Because although Ralph and the others have realized that she’s missing, and that Jack is likely with her, it’s Holly who frees herself. She’s her own savior. And even though she’s stuck in a car for half the episode, she’s moving. That’s more than we can say for Ralph.

Again and again he comes close to accepting that what’s going on is beyond his normal experience. But he just can’t seem to make that leap, even though others, like his wife and Yunis, are running out of patience. He’s trying, though, and sometimes that’s what counts.

Glory is also trying. After that terrible moment for her when she had to consider that her husband may have done an awful thing, she’s taking tentative little steps toward moving on. To that end, she goes back to work. It turns out to be a huge mistake–the prospective buyers she meets are more interested in eyeballing the maybe-killer’s wife–but that isn’t her fault. Sure, maybe it’s too soon. But again, it’s not her fault. Nothing that has happened has been her fault.

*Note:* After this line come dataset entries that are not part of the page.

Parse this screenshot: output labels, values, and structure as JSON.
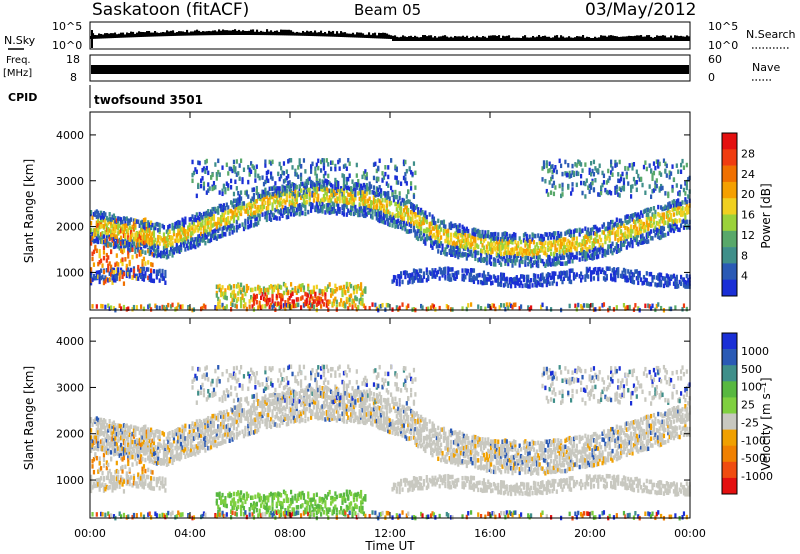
{
  "header": {
    "station": "Saskatoon (fitACF)",
    "beam": "Beam 05",
    "date": "03/May/2012"
  },
  "top_panels": {
    "nsky_label": "N.Sky",
    "nsky_ticks": [
      "10^5",
      "10^0"
    ],
    "nsearch_label": "N.Search",
    "nsearch_ticks": [
      "10^5",
      "10^0"
    ],
    "freq_label_1": "Freq.",
    "freq_label_2": "[MHz]",
    "freq_ticks": [
      "18",
      "8"
    ],
    "nave_label": "Nave",
    "nave_ticks": [
      "60",
      "0"
    ],
    "cpid_label": "CPID",
    "cpid_value": "twofsound 3501"
  },
  "colors": {
    "power_scale": [
      "#1a2fd6",
      "#2a5ab5",
      "#3f8f8a",
      "#58a86a",
      "#9bd23a",
      "#f0d020",
      "#f5a000",
      "#f07000",
      "#f03c10",
      "#e41010"
    ],
    "velocity_scale": [
      "#1a2fd6",
      "#2a5ab5",
      "#3f8f8a",
      "#58b840",
      "#7fd040",
      "#c8c8c0",
      "#f0a000",
      "#f08000",
      "#f04c10",
      "#e41010"
    ],
    "velocity_grey": "#c8c8c0"
  },
  "chart_data": [
    {
      "type": "heatmap",
      "panel": "power",
      "ylabel": "Slant Range [km]",
      "colorbar_label": "Power [dB]",
      "colorbar_ticks": [
        "28",
        "24",
        "20",
        "16",
        "12",
        "8",
        "4"
      ],
      "x_ticks": [
        "00:00",
        "04:00",
        "08:00",
        "12:00",
        "16:00",
        "20:00",
        "00:00"
      ],
      "y_ticks": [
        "4000",
        "3000",
        "2000",
        "1000"
      ],
      "ylim": [
        180,
        4500
      ],
      "x_range_hours": [
        0,
        24
      ],
      "features": [
        {
          "desc": "main arc band",
          "points": [
            [
              0,
              2100
            ],
            [
              1.5,
              1900
            ],
            [
              3,
              1750
            ],
            [
              5,
              2150
            ],
            [
              7,
              2550
            ],
            [
              9,
              2750
            ],
            [
              11,
              2650
            ],
            [
              12.5,
              2350
            ],
            [
              14,
              1850
            ],
            [
              16,
              1600
            ],
            [
              18,
              1550
            ],
            [
              20,
              1700
            ],
            [
              22,
              2050
            ],
            [
              24,
              2400
            ]
          ],
          "power": 16
        },
        {
          "desc": "upper echoes",
          "points": [
            [
              5,
              2900
            ],
            [
              7,
              3100
            ],
            [
              9,
              3300
            ],
            [
              11,
              3150
            ],
            [
              13,
              2800
            ]
          ],
          "power": 10
        },
        {
          "desc": "near range strong",
          "points": [
            [
              5.5,
              500
            ],
            [
              7,
              420
            ],
            [
              8.5,
              380
            ],
            [
              10,
              450
            ]
          ],
          "power": 26
        }
      ]
    },
    {
      "type": "heatmap",
      "panel": "velocity",
      "ylabel": "Slant Range [km]",
      "xlabel": "Time UT",
      "colorbar_label": "Velocity [m s⁻¹]",
      "colorbar_ticks": [
        "1000",
        "500",
        "100",
        "25",
        "-25",
        "-100",
        "-500",
        "-1000"
      ],
      "x_ticks": [
        "00:00",
        "04:00",
        "08:00",
        "12:00",
        "16:00",
        "20:00",
        "00:00"
      ],
      "y_ticks": [
        "4000",
        "3000",
        "2000",
        "1000"
      ],
      "ylim": [
        180,
        4500
      ],
      "x_range_hours": [
        0,
        24
      ]
    }
  ]
}
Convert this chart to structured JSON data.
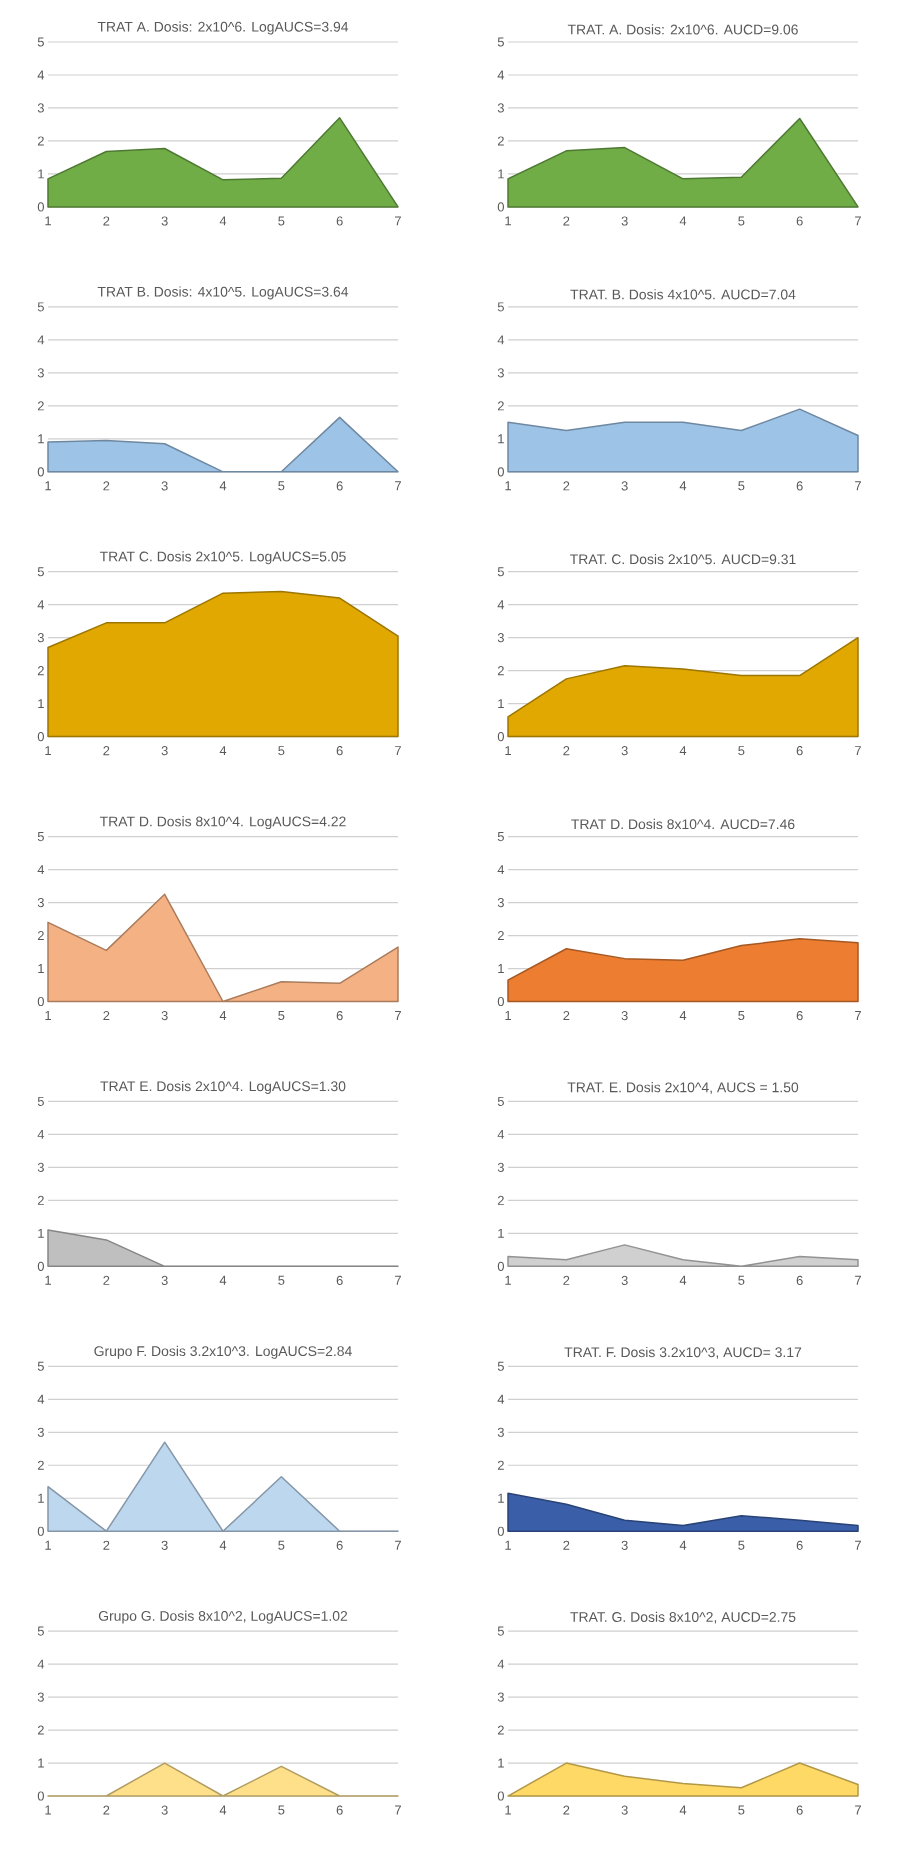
{
  "chart_data": [
    {
      "type": "area",
      "title": "TRAT  A. Dosis: 2x10^6. LogAUCS=3.94",
      "x": [
        1,
        2,
        3,
        4,
        5,
        6,
        7
      ],
      "values": [
        0.85,
        1.68,
        1.77,
        0.82,
        0.87,
        2.7,
        0
      ],
      "color": "#70ad47",
      "xlim": [
        1,
        7
      ],
      "ylim": [
        0,
        5
      ],
      "xticks": [
        1,
        2,
        3,
        4,
        5,
        6,
        7
      ],
      "yticks": [
        0,
        1,
        2,
        3,
        4,
        5
      ],
      "grid": "y"
    },
    {
      "type": "area",
      "title": "TRAT. A. Dosis: 2x10^6. AUCD=9.06",
      "x": [
        1,
        2,
        3,
        4,
        5,
        6,
        7
      ],
      "values": [
        0.85,
        1.7,
        1.8,
        0.85,
        0.9,
        2.68,
        0
      ],
      "color": "#70ad47",
      "xlim": [
        1,
        7
      ],
      "ylim": [
        0,
        5
      ],
      "xticks": [
        1,
        2,
        3,
        4,
        5,
        6,
        7
      ],
      "yticks": [
        0,
        1,
        2,
        3,
        4,
        5
      ],
      "grid": "y"
    },
    {
      "type": "area",
      "title": "TRAT  B. Dosis: 4x10^5. LogAUCS=3.64",
      "x": [
        1,
        2,
        3,
        4,
        5,
        6,
        7
      ],
      "values": [
        0.9,
        0.95,
        0.85,
        0,
        0,
        1.65,
        0
      ],
      "color": "#9dc3e6",
      "xlim": [
        1,
        7
      ],
      "ylim": [
        0,
        5
      ],
      "xticks": [
        1,
        2,
        3,
        4,
        5,
        6,
        7
      ],
      "yticks": [
        0,
        1,
        2,
        3,
        4,
        5
      ],
      "grid": "y"
    },
    {
      "type": "area",
      "title": "TRAT. B. Dosis 4x10^5. AUCD=7.04",
      "x": [
        1,
        2,
        3,
        4,
        5,
        6,
        7
      ],
      "values": [
        1.5,
        1.25,
        1.5,
        1.5,
        1.25,
        1.9,
        1.1
      ],
      "color": "#9dc3e6",
      "xlim": [
        1,
        7
      ],
      "ylim": [
        0,
        5
      ],
      "xticks": [
        1,
        2,
        3,
        4,
        5,
        6,
        7
      ],
      "yticks": [
        0,
        1,
        2,
        3,
        4,
        5
      ],
      "grid": "y"
    },
    {
      "type": "area",
      "title": "TRAT C. Dosis 2x10^5. LogAUCS=5.05",
      "x": [
        1,
        2,
        3,
        4,
        5,
        6,
        7
      ],
      "values": [
        2.7,
        3.45,
        3.45,
        4.35,
        4.4,
        4.2,
        3.05
      ],
      "color": "#e0a800",
      "xlim": [
        1,
        7
      ],
      "ylim": [
        0,
        5
      ],
      "xticks": [
        1,
        2,
        3,
        4,
        5,
        6,
        7
      ],
      "yticks": [
        0,
        1,
        2,
        3,
        4,
        5
      ],
      "grid": "y"
    },
    {
      "type": "area",
      "title": "TRAT. C. Dosis 2x10^5. AUCD=9.31",
      "x": [
        1,
        2,
        3,
        4,
        5,
        6,
        7
      ],
      "values": [
        0.6,
        1.75,
        2.15,
        2.05,
        1.85,
        1.85,
        3.0
      ],
      "color": "#e0a800",
      "xlim": [
        1,
        7
      ],
      "ylim": [
        0,
        5
      ],
      "xticks": [
        1,
        2,
        3,
        4,
        5,
        6,
        7
      ],
      "yticks": [
        0,
        1,
        2,
        3,
        4,
        5
      ],
      "grid": "y"
    },
    {
      "type": "area",
      "title": "TRAT  D. Dosis 8x10^4. LogAUCS=4.22",
      "x": [
        1,
        2,
        3,
        4,
        5,
        6,
        7
      ],
      "values": [
        2.4,
        1.55,
        3.25,
        0,
        0.6,
        0.55,
        1.65
      ],
      "color": "#f4b183",
      "xlim": [
        1,
        7
      ],
      "ylim": [
        0,
        5
      ],
      "xticks": [
        1,
        2,
        3,
        4,
        5,
        6,
        7
      ],
      "yticks": [
        0,
        1,
        2,
        3,
        4,
        5
      ],
      "grid": "y"
    },
    {
      "type": "area",
      "title": "TRAT D.  Dosis 8x10^4. AUCD=7.46",
      "x": [
        1,
        2,
        3,
        4,
        5,
        6,
        7
      ],
      "values": [
        0.65,
        1.6,
        1.3,
        1.25,
        1.7,
        1.9,
        1.78
      ],
      "color": "#ed7d31",
      "xlim": [
        1,
        7
      ],
      "ylim": [
        0,
        5
      ],
      "xticks": [
        1,
        2,
        3,
        4,
        5,
        6,
        7
      ],
      "yticks": [
        0,
        1,
        2,
        3,
        4,
        5
      ],
      "grid": "y"
    },
    {
      "type": "area",
      "title": "TRAT  E. Dosis 2x10^4. LogAUCS=1.30",
      "x": [
        1,
        2,
        3,
        4,
        5,
        6,
        7
      ],
      "values": [
        1.1,
        0.8,
        0,
        0,
        0,
        0,
        0
      ],
      "color": "#bfbfbf",
      "xlim": [
        1,
        7
      ],
      "ylim": [
        0,
        5
      ],
      "xticks": [
        1,
        2,
        3,
        4,
        5,
        6,
        7
      ],
      "yticks": [
        0,
        1,
        2,
        3,
        4,
        5
      ],
      "grid": "y"
    },
    {
      "type": "area",
      "title": "TRAT. E. Dosis 2x10^4, AUCS = 1.50",
      "x": [
        1,
        2,
        3,
        4,
        5,
        6,
        7
      ],
      "values": [
        0.3,
        0.2,
        0.65,
        0.2,
        0,
        0.3,
        0.2
      ],
      "color": "#d0d0d0",
      "xlim": [
        1,
        7
      ],
      "ylim": [
        0,
        5
      ],
      "xticks": [
        1,
        2,
        3,
        4,
        5,
        6,
        7
      ],
      "yticks": [
        0,
        1,
        2,
        3,
        4,
        5
      ],
      "grid": "y"
    },
    {
      "type": "area",
      "title": "Grupo F. Dosis 3.2x10^3. LogAUCS=2.84",
      "x": [
        1,
        2,
        3,
        4,
        5,
        6,
        7
      ],
      "values": [
        1.35,
        0,
        2.7,
        0,
        1.65,
        0,
        0
      ],
      "color": "#bdd7ee",
      "xlim": [
        1,
        7
      ],
      "ylim": [
        0,
        5
      ],
      "xticks": [
        1,
        2,
        3,
        4,
        5,
        6,
        7
      ],
      "yticks": [
        0,
        1,
        2,
        3,
        4,
        5
      ],
      "grid": "y"
    },
    {
      "type": "area",
      "title": "TRAT. F. Dosis 3.2x10^3, AUCD= 3.17",
      "x": [
        1,
        2,
        3,
        4,
        5,
        6,
        7
      ],
      "values": [
        1.15,
        0.82,
        0.33,
        0.17,
        0.47,
        0.33,
        0.17
      ],
      "color": "#3a5fa8",
      "xlim": [
        1,
        7
      ],
      "ylim": [
        0,
        5
      ],
      "xticks": [
        1,
        2,
        3,
        4,
        5,
        6,
        7
      ],
      "yticks": [
        0,
        1,
        2,
        3,
        4,
        5
      ],
      "grid": "y"
    },
    {
      "type": "area",
      "title": "Grupo G. Dosis 8x10^2, LogAUCS=1.02",
      "x": [
        1,
        2,
        3,
        4,
        5,
        6,
        7
      ],
      "values": [
        0,
        0,
        1.0,
        0,
        0.9,
        0,
        0
      ],
      "color": "#ffe08a",
      "xlim": [
        1,
        7
      ],
      "ylim": [
        0,
        5
      ],
      "xticks": [
        1,
        2,
        3,
        4,
        5,
        6,
        7
      ],
      "yticks": [
        0,
        1,
        2,
        3,
        4,
        5
      ],
      "grid": "y"
    },
    {
      "type": "area",
      "title": "TRAT. G. Dosis 8x10^2, AUCD=2.75",
      "x": [
        1,
        2,
        3,
        4,
        5,
        6,
        7
      ],
      "values": [
        0,
        1.0,
        0.6,
        0.38,
        0.25,
        1.0,
        0.35
      ],
      "color": "#ffd966",
      "xlim": [
        1,
        7
      ],
      "ylim": [
        0,
        5
      ],
      "xticks": [
        1,
        2,
        3,
        4,
        5,
        6,
        7
      ],
      "yticks": [
        0,
        1,
        2,
        3,
        4,
        5
      ],
      "grid": "y"
    }
  ]
}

But maybe being and feeling like a victim has her feeling like that bug we see in this episode, flailing on its back. She doesn’t want to be a victim anymore. She wants to be aggressive. I don’t know if her impending lawsuit, against all the institutions that failed her husband, is a good idea, though. Like Ralph is learning, they couldn’t have seen this coming because none of them knew what “this” is.

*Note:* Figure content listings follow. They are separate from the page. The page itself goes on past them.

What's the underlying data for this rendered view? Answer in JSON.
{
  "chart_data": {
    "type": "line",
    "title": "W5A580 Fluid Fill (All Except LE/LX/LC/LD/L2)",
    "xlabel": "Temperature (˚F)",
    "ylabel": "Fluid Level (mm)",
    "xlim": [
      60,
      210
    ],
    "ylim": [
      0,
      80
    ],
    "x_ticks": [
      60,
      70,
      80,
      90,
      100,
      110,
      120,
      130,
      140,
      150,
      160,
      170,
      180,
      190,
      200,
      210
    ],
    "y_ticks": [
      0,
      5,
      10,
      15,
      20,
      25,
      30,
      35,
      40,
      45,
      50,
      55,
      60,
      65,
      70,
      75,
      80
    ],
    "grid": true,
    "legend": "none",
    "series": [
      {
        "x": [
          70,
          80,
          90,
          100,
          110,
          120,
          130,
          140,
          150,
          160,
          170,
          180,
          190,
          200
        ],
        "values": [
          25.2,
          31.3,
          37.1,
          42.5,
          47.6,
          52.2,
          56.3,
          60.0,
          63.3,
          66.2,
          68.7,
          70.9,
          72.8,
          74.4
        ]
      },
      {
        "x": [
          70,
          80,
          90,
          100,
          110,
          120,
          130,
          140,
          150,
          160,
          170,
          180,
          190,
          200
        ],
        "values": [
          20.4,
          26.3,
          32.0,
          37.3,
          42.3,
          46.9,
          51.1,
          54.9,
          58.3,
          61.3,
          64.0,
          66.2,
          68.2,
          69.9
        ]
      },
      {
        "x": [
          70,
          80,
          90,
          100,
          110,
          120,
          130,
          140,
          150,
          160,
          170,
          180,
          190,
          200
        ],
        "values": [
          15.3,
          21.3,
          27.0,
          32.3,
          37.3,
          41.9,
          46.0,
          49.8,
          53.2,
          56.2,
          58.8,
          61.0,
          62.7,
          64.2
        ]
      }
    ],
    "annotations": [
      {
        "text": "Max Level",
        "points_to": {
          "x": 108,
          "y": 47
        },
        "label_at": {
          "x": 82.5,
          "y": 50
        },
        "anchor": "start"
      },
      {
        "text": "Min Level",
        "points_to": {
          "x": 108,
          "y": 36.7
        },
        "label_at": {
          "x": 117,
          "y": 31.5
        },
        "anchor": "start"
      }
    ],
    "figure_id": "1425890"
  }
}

I’m not trying to excuse Ralph or say that he didn’t make any mistakes. That public arrest, for example, was a real shitshow. That definitely could have been handled better. But again, he thought it was a usual case.

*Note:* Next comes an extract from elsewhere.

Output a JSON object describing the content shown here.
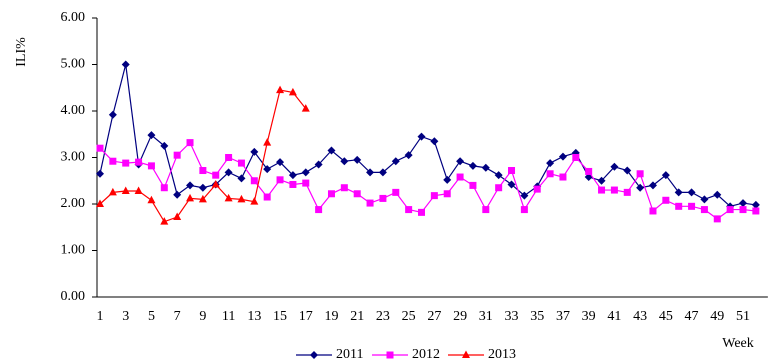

In other news, Andy’s showing up is peculiar to me. Not his coming to town, although that’s certainly a big gesture, but…how did he know how to find Holly? I know there are ways to explain that, but I just wish they had. As it is, it makes him seem suspicious, especially when he’s so gangbusters about joining the investigation.

And a note on the city name: I’ve been curious as to why they moved the action from Oklahoma to Georgia. I can’t help but notice the city name, especially when they do a close shot on a sign featuring it. I also noticed that the sign cut out most of the word “City,” so that you focused on the word “Cherokee.” Is that intentional? In the grand history of the Cherokee people, one of the most famous events was one that was so marked by sorrow, it was incorporated into the name. It wouldn’t be surprising if the show is alluding to that, to the intergenerational trauma policies like “Indian Removal” caused. The monster, after all, isn’t content with taking one victim. It wants to spread the pain as far as it goes. And in these parts, it bled into the ground.

8/10 – Again, while this was a slow-moving episode, with little real development, I liked it. The moodiness of it was perfect for scenes like the ones between Jack and Holly in the car, where Jack struggles to understand why the monster would come after him. The answer, of course, is pain. So maybe they can start paying the monster back soon.

*After I wrote this, I took a break with the book I’m currently reading and immediately read a scene where a character was in this exact scenario.